For one, rather than “not take prompt action”, it was found that the doctor and his team had apparently spent quite a bit of their own money to source 500 oxygen cylinders over the 54 hours that the calamity was unfolding. It was instead, according to the report, the state government’s fault that the cylinders were not sourced on time. “The authorities admitted there was a shortage of liquid oxygen because the government didn’t pay vendors,” Khan said in an interview after the report’s release.
Dr. Kaleef Khan was vilified by the media, made the scapegoat, and sent straight to jail for the crime.

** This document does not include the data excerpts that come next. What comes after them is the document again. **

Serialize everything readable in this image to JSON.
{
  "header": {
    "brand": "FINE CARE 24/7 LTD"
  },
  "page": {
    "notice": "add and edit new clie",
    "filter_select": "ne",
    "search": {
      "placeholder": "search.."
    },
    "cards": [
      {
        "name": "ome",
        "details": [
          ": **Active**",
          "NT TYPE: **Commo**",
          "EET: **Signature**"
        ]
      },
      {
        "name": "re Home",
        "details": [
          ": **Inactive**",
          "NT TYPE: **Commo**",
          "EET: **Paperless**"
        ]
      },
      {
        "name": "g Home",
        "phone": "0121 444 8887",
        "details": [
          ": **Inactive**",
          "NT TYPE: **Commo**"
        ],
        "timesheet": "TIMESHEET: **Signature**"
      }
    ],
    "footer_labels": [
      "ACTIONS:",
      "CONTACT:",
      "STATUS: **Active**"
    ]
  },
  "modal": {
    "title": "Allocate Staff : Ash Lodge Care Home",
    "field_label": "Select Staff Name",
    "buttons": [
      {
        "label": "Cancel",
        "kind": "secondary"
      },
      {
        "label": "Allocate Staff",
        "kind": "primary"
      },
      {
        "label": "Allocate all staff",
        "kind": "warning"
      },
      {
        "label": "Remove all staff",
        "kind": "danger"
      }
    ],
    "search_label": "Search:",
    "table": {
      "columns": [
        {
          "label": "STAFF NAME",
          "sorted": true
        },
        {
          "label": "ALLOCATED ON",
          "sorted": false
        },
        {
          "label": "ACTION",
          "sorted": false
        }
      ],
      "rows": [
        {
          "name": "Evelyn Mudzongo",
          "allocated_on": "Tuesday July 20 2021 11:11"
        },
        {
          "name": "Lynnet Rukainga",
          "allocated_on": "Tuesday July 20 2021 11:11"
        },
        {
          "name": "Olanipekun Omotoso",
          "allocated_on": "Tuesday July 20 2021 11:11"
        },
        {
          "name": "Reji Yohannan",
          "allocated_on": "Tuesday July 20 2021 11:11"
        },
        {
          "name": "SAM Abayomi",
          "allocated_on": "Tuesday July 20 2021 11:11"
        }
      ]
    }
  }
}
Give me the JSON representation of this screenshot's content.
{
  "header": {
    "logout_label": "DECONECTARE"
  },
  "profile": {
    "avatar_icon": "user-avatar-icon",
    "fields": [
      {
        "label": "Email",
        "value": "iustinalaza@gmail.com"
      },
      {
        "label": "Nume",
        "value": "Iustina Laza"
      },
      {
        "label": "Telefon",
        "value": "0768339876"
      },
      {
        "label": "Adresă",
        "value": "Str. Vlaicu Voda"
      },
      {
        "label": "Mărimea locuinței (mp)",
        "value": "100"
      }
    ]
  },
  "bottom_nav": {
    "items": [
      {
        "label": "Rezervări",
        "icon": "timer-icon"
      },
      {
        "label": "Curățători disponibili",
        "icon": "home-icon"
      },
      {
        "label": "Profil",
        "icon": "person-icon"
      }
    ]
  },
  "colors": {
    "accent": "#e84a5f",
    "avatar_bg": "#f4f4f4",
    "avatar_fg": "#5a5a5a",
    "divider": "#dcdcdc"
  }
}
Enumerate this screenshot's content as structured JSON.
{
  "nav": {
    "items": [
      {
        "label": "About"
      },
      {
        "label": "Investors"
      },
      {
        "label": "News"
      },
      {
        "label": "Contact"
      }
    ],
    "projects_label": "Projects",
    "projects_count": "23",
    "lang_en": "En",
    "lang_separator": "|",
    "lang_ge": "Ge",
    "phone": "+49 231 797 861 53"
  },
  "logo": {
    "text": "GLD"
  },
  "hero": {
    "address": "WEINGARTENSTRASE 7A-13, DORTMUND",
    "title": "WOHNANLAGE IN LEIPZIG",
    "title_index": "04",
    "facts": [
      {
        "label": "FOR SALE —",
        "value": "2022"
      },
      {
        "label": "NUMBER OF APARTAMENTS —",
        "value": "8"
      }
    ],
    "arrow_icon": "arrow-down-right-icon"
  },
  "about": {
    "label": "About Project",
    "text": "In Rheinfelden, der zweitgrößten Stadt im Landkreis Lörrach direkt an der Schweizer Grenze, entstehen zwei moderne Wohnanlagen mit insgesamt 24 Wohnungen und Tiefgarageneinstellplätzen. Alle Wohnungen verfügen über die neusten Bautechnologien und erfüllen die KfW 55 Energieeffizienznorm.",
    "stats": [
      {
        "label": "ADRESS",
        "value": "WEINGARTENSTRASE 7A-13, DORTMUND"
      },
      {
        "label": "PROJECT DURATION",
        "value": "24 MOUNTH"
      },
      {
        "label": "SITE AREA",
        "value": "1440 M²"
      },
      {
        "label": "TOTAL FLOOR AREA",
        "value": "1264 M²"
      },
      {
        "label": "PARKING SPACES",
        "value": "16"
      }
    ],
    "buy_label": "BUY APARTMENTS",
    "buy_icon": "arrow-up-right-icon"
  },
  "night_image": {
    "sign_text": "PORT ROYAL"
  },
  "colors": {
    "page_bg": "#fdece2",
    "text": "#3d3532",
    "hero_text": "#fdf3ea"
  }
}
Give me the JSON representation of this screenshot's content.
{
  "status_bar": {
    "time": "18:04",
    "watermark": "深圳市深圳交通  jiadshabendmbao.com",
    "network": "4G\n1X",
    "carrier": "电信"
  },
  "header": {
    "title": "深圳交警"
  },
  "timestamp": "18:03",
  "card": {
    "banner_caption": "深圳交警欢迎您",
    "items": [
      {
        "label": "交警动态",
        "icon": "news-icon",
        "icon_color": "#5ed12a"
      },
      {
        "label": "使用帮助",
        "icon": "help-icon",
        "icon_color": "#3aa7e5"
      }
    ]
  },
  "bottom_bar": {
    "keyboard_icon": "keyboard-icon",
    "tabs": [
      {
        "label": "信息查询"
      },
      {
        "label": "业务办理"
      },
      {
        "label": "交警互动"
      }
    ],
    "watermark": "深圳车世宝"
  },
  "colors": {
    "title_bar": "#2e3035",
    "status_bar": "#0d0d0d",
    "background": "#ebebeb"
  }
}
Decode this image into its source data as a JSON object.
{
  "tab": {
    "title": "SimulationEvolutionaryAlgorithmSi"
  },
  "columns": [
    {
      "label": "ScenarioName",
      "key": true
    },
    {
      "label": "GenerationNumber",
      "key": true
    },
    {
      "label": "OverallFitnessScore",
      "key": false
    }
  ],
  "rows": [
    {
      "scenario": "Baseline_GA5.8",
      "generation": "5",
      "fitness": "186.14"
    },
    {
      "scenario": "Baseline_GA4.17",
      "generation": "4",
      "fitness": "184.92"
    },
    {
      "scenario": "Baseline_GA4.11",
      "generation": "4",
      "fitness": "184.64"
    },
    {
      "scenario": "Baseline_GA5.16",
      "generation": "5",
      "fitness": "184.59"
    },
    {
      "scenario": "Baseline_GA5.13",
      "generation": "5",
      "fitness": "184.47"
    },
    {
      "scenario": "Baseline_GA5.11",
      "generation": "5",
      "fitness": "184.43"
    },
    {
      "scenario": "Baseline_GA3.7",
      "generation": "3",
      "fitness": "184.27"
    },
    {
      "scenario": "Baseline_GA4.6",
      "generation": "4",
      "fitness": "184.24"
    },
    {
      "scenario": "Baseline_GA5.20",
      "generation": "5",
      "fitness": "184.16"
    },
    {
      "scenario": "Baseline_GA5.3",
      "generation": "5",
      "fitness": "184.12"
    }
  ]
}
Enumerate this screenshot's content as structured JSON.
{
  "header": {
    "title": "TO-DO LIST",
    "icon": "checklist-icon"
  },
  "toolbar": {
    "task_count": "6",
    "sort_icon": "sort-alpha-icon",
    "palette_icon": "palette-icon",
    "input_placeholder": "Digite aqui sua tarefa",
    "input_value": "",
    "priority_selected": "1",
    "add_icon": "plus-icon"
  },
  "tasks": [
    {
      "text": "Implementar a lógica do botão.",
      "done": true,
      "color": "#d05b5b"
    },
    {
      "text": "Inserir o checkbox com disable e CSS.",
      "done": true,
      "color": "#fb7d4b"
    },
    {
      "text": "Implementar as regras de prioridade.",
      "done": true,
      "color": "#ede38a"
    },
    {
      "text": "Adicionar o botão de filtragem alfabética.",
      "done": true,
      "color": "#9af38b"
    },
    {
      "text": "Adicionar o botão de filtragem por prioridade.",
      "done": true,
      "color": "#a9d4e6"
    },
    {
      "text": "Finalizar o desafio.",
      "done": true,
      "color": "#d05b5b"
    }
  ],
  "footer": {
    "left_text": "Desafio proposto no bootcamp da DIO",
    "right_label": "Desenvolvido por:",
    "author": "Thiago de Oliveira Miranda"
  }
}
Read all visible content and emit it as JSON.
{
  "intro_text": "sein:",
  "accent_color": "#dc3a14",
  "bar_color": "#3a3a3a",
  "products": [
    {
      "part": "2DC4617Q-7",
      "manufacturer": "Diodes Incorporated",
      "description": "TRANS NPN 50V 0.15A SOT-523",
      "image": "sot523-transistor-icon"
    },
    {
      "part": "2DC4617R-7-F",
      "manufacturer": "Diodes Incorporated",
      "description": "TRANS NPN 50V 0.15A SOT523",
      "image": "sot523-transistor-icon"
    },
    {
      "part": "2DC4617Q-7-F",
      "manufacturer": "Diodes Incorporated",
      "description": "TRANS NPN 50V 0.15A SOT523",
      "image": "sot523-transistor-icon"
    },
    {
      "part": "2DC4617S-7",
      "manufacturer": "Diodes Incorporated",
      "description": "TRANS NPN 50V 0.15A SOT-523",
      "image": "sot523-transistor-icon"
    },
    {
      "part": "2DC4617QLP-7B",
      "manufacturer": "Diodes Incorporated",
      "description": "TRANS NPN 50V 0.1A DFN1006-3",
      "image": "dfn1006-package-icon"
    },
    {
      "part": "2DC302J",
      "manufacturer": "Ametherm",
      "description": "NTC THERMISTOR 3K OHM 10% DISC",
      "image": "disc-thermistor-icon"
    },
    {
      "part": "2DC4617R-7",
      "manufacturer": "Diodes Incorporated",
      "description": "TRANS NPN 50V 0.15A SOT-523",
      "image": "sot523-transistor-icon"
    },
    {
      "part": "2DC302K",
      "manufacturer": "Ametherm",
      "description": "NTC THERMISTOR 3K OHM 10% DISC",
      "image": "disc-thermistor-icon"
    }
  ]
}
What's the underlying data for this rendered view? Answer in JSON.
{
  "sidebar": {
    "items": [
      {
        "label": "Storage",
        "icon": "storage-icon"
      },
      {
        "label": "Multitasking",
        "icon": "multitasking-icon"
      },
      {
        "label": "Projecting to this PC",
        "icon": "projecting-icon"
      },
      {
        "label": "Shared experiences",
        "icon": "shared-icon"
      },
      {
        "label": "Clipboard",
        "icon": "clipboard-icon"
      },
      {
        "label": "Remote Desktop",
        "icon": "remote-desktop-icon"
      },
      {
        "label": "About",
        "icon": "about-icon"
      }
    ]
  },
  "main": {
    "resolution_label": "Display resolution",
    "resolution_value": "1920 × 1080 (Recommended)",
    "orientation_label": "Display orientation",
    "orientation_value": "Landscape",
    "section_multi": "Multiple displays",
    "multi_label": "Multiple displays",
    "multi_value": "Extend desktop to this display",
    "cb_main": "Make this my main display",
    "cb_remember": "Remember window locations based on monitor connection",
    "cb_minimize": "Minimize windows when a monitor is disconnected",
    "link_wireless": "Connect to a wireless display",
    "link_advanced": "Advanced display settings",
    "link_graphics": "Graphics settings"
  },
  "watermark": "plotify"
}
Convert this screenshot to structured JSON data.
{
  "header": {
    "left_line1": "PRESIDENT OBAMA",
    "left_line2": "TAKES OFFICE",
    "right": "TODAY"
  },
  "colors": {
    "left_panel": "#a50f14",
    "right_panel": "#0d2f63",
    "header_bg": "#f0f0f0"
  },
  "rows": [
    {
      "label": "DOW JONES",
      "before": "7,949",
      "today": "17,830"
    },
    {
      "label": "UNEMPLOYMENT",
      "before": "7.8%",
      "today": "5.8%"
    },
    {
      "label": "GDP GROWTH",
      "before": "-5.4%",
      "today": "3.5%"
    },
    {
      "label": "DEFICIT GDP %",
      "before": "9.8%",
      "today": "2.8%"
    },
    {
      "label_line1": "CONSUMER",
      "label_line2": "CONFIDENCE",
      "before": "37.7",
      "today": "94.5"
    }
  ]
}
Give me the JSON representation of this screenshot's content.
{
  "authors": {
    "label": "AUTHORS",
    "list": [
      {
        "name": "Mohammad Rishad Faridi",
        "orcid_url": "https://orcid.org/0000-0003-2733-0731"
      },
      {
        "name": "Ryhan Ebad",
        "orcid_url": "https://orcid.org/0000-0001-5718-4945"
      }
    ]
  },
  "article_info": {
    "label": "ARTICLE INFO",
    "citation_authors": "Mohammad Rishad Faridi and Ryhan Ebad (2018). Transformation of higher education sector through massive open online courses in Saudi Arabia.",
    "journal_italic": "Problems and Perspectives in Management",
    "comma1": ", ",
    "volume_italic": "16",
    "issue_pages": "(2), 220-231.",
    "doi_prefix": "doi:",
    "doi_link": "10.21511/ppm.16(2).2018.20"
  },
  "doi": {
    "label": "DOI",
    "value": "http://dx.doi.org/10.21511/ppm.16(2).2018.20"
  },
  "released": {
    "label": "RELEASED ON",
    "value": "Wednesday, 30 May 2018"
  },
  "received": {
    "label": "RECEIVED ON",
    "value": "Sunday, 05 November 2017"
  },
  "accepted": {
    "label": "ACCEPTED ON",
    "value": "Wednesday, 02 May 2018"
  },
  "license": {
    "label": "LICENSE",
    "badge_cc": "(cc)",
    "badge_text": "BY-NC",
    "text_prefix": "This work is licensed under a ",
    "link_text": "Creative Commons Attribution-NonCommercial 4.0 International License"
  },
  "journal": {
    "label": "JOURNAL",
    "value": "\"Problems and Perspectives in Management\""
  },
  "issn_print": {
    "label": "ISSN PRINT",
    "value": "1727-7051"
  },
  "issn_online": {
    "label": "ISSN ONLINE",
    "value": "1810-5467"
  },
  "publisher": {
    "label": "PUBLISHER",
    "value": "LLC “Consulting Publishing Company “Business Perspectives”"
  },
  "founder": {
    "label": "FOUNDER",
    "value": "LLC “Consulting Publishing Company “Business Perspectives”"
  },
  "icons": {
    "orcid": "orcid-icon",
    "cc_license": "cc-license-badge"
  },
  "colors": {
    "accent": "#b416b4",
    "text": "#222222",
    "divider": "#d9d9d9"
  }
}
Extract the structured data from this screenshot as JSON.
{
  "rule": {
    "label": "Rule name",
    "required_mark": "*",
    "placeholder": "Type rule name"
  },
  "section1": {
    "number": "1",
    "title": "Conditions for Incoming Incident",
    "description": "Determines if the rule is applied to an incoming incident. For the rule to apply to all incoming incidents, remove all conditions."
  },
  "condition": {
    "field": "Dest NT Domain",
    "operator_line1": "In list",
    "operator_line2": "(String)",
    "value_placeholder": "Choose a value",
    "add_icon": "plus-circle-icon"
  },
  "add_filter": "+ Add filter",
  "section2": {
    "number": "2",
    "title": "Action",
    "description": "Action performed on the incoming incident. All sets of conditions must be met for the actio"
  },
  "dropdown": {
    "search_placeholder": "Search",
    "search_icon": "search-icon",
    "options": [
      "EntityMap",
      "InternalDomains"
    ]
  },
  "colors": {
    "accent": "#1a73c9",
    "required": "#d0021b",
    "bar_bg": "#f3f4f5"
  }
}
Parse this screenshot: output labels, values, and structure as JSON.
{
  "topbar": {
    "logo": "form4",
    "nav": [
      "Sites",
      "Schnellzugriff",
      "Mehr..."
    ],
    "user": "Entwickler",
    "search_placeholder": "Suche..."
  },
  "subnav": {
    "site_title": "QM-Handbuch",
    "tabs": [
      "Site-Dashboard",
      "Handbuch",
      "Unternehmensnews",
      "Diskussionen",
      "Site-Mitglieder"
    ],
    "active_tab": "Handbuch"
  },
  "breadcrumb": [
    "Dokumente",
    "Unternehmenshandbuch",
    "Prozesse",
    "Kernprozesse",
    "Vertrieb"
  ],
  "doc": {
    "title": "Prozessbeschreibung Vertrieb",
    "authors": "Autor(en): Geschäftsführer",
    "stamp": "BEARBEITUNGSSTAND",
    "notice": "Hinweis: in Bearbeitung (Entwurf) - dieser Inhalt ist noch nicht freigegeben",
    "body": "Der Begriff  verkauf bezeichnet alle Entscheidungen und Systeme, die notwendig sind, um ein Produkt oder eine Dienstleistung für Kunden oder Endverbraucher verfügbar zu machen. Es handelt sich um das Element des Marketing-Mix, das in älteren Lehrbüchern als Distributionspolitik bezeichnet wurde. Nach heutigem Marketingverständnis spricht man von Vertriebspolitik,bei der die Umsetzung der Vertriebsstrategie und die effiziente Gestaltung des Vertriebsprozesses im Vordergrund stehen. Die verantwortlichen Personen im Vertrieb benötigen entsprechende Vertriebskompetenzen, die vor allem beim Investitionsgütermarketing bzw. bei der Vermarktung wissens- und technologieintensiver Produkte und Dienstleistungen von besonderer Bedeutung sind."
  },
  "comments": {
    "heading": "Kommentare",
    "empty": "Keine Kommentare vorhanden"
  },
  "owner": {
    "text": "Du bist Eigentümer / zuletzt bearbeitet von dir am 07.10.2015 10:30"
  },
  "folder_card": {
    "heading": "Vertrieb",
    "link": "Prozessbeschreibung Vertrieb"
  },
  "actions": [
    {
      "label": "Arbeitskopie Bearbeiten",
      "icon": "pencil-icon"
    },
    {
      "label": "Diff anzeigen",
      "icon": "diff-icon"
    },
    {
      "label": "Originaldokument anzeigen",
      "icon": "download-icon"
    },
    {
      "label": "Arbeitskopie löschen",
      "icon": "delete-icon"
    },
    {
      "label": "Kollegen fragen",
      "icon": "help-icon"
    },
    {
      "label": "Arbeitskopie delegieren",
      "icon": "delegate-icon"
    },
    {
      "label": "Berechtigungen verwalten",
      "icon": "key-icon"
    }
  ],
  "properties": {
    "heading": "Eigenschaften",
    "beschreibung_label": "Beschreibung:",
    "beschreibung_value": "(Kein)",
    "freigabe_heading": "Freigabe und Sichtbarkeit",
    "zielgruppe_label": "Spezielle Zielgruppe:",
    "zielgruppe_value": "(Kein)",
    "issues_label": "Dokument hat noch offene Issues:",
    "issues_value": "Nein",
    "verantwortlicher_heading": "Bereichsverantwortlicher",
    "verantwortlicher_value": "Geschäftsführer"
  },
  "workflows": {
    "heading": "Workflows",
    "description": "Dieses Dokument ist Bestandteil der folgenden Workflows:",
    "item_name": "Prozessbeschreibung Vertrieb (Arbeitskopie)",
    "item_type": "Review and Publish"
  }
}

Meanwhile, contrary to the initial statement, which claims that Khan didn’t “inform authorities about the shortage” the new report says the doctor raised several red-flags about the lack of cylinders — signs that were apparently ignored until it was too late.
And if you think that’s bad, it wasn’t even his job to look after the cylinders in the first place. The initial report, which indicted Khan, listed him as the nodal officer in charge of the encephalitis ward, where the deaths occurred. That meant that he should have been the first to know about the shortage. But the new report notes — two years later, by the way — that this easy-to-verify public record statement was just not true: Khan was never put in charge of the ward.
Eventually, the state’s report concluded exactly what the High Court’s judgement did earlier this year — that Khan was not guilty of any of the initial charges made against him. There was no negligence on his part, he was not involved in the tendering process of supplying oxygen, or any of the related corruption.
This new twist in the case has obviously drawn a sharp reaction on social media, considering the same people who made the case go viral back in 2017, were once again left without answers. A number of them pointed out that Khan should now receive a formal apology from the state government and CM Yogi Adityanath, while a few voices were raised against what looked like a “clear-cut case of discrimination” against a Muslim person, in a state not often showcased for its plurality.
Khan meanwhile simply seemed to be relieved to be out of the mess. As soon as the new 15-page document was released, he put out a video on Twitter, which he starts by saying: “For two years I have been carrying the tag of ‘murderer’. Hopefully, it will be washed away now.” He’s also posted his mother’s tearful reaction to the news, and received a lot of support from the same people who once believed he was guilty.
So now that one man gets closer to justice, it’s time for the state government to think about the 60 children we lost two years ago, and answer the question: Who is actually responsible for the murders?